Dolar

34,8642

Euro

36,6029

Altın

3.039,20

Bist

10.058,47

Başbakan Erdoğan: (1)

Başbakan Erdoğan: (1)

12 Yıl Önce Güncellendi

2014-03-12 20:56:19

Başbakan Erdoğan: (1)
Başbakan Recep Tayyip Erdoğan, "Düşünün, ben bir başbakanım, benim telefonlarımı dinleyemezler. Böyle bir yetki yok. Bunu servis edeni bulup çıkarmak bizim görevimiz değil mi? Görevimiz. Bundan rahatsız oluyorlar. Bunların hepsine biz şu anda ulaştık. Burada da bizim sabrımız var. Çünkü şu anda eğer biz bazı şeyleri açıklamaya kalkarsak biz bir defa bu işi çözemeyiz. Bu işi yapacaksak bunu tam kazımamız lazım. Bunu hukuk içinde yerli yerine oturtmamız lazım. Onun için de dikkatli olmaya mecburuz" dedi.

Başbakan Erdoğan, Kanal 24 televizyonunun "Başbakan Erdoğan ile Özel" başlıklı canlı yayınında Star Medya Grubu Başkanı Mustafa Karaalioğlu'nun gündeme ilişkin sorularını yanıtladı.

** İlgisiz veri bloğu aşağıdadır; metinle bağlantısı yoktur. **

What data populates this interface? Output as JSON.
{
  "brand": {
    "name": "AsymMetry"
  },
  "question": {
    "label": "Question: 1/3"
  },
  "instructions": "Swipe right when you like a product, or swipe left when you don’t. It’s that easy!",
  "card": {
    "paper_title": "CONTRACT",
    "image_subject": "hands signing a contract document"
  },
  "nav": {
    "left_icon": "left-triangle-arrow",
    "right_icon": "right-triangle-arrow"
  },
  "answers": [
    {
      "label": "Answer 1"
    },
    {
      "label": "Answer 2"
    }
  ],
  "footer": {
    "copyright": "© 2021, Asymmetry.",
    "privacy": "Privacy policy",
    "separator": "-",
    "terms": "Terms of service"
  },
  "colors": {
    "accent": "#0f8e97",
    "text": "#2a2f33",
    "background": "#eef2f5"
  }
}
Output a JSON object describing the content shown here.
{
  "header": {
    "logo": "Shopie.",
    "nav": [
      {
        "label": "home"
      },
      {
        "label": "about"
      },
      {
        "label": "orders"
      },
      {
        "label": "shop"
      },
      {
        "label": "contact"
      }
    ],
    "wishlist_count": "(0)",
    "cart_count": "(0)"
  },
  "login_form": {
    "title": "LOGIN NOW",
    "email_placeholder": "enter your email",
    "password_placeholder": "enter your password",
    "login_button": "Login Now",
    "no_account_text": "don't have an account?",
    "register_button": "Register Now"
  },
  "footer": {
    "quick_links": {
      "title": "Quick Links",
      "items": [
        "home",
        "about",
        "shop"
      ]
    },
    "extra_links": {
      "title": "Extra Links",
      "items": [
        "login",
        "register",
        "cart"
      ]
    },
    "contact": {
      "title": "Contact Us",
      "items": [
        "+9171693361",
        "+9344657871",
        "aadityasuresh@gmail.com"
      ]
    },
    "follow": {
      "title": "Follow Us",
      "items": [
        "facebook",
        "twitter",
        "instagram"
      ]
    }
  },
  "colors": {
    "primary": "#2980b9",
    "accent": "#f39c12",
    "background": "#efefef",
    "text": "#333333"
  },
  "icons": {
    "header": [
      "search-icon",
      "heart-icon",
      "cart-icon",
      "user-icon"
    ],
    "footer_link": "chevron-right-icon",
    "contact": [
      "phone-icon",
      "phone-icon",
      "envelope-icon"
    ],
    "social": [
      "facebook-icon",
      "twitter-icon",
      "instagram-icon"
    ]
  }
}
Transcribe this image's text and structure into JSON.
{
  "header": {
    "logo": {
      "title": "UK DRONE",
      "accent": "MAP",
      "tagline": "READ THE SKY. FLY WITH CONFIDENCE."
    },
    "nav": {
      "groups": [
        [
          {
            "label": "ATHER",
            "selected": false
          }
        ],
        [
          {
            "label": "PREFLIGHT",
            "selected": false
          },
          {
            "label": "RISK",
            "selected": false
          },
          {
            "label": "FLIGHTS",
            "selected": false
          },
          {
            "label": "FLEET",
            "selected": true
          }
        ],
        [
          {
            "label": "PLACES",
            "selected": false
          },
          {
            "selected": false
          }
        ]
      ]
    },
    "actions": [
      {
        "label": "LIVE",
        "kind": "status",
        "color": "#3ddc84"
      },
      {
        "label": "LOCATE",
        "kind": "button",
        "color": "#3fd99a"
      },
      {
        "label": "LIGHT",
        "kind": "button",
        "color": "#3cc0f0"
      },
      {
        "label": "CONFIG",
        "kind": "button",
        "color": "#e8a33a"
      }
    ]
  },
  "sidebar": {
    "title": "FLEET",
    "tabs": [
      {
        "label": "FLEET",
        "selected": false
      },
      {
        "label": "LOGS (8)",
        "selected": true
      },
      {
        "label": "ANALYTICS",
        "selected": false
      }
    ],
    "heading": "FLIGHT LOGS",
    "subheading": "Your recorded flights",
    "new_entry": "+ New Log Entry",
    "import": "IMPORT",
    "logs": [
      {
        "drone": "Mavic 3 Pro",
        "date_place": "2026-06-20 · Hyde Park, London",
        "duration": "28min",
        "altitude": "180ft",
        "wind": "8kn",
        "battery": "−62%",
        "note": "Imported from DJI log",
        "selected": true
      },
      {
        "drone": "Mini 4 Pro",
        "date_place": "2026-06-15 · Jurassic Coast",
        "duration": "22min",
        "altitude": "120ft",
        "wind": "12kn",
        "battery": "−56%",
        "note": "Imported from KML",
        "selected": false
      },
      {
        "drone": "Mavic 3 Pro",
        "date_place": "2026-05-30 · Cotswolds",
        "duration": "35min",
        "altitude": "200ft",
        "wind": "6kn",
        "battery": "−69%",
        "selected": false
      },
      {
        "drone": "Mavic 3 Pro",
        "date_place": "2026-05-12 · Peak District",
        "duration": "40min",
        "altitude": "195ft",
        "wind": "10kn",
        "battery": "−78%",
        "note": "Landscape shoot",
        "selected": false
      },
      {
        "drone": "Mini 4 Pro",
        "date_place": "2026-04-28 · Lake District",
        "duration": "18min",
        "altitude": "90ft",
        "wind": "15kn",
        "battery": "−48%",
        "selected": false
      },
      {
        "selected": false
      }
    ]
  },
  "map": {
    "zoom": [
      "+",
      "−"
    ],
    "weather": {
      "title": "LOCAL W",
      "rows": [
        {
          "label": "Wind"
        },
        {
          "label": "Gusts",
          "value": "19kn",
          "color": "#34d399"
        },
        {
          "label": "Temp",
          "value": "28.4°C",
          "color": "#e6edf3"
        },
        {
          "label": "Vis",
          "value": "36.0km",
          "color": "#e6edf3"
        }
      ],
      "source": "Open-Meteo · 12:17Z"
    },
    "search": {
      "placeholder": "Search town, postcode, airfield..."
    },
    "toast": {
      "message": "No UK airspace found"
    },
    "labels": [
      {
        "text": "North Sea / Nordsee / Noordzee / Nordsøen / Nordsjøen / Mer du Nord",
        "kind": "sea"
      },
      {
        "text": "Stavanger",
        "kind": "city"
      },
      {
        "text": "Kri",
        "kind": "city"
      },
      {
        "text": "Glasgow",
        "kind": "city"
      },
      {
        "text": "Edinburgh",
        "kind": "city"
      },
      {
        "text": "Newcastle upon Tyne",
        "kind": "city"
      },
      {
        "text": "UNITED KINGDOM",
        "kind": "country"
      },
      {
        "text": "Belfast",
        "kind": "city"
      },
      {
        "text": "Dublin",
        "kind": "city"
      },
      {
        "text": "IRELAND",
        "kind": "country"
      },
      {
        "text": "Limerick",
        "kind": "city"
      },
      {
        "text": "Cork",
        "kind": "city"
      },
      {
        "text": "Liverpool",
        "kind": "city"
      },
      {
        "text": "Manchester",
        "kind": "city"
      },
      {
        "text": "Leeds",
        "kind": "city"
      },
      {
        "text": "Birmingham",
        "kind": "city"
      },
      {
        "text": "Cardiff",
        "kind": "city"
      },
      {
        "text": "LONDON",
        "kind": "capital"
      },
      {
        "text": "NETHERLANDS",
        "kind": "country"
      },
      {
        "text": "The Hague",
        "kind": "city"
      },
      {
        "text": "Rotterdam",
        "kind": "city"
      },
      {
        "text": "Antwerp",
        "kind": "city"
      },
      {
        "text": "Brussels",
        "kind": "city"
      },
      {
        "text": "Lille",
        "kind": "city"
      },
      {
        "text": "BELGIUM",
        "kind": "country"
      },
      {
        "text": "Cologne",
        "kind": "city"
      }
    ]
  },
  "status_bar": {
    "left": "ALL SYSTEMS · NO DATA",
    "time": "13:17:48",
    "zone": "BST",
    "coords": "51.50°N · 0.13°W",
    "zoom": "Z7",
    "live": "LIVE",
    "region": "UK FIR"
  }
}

Erdoğan'ın Siirt ve Mardin'deki mitinglerin ardından Ankara'ya gelerek programa katıldığını anımsatılması ve mitinglere ilişkin değerlendirmesinin sorulması üzerine Erdoğan, "Siirt, bizim için farklı, damadıyız. Oradan da artık büyükşehir olan Mardin'e geçtik. Siirt'te bugüne kadar olanın fevkinde bir katılım vardı, coşku gayet iyiydi. Mardin'i de ben bugüne kadar hiç böyle görmedim. Gecikmeli gittim, yaklaşık 2 saati buldu gecikme. Zaman zaman hava da yağışlıymış ama buna rağmen sağolsun hiç dağılmamışlar" diye konuştu.

Gezi Parkı olaylarından sonra miting katılımlarında belirgin bir artış gözlemlendiğinin, yerel seçimlerde bu kadar çok heyecan beklenmediğinin belirtilmesi ve nedenine ilişkin soruya Başbakan Erdoğan, "Gezi Parkı olaylarıyla şu anda yaptığımız mitingleri bağlantılı hale getirmek doğru değil" yanıtını verdi.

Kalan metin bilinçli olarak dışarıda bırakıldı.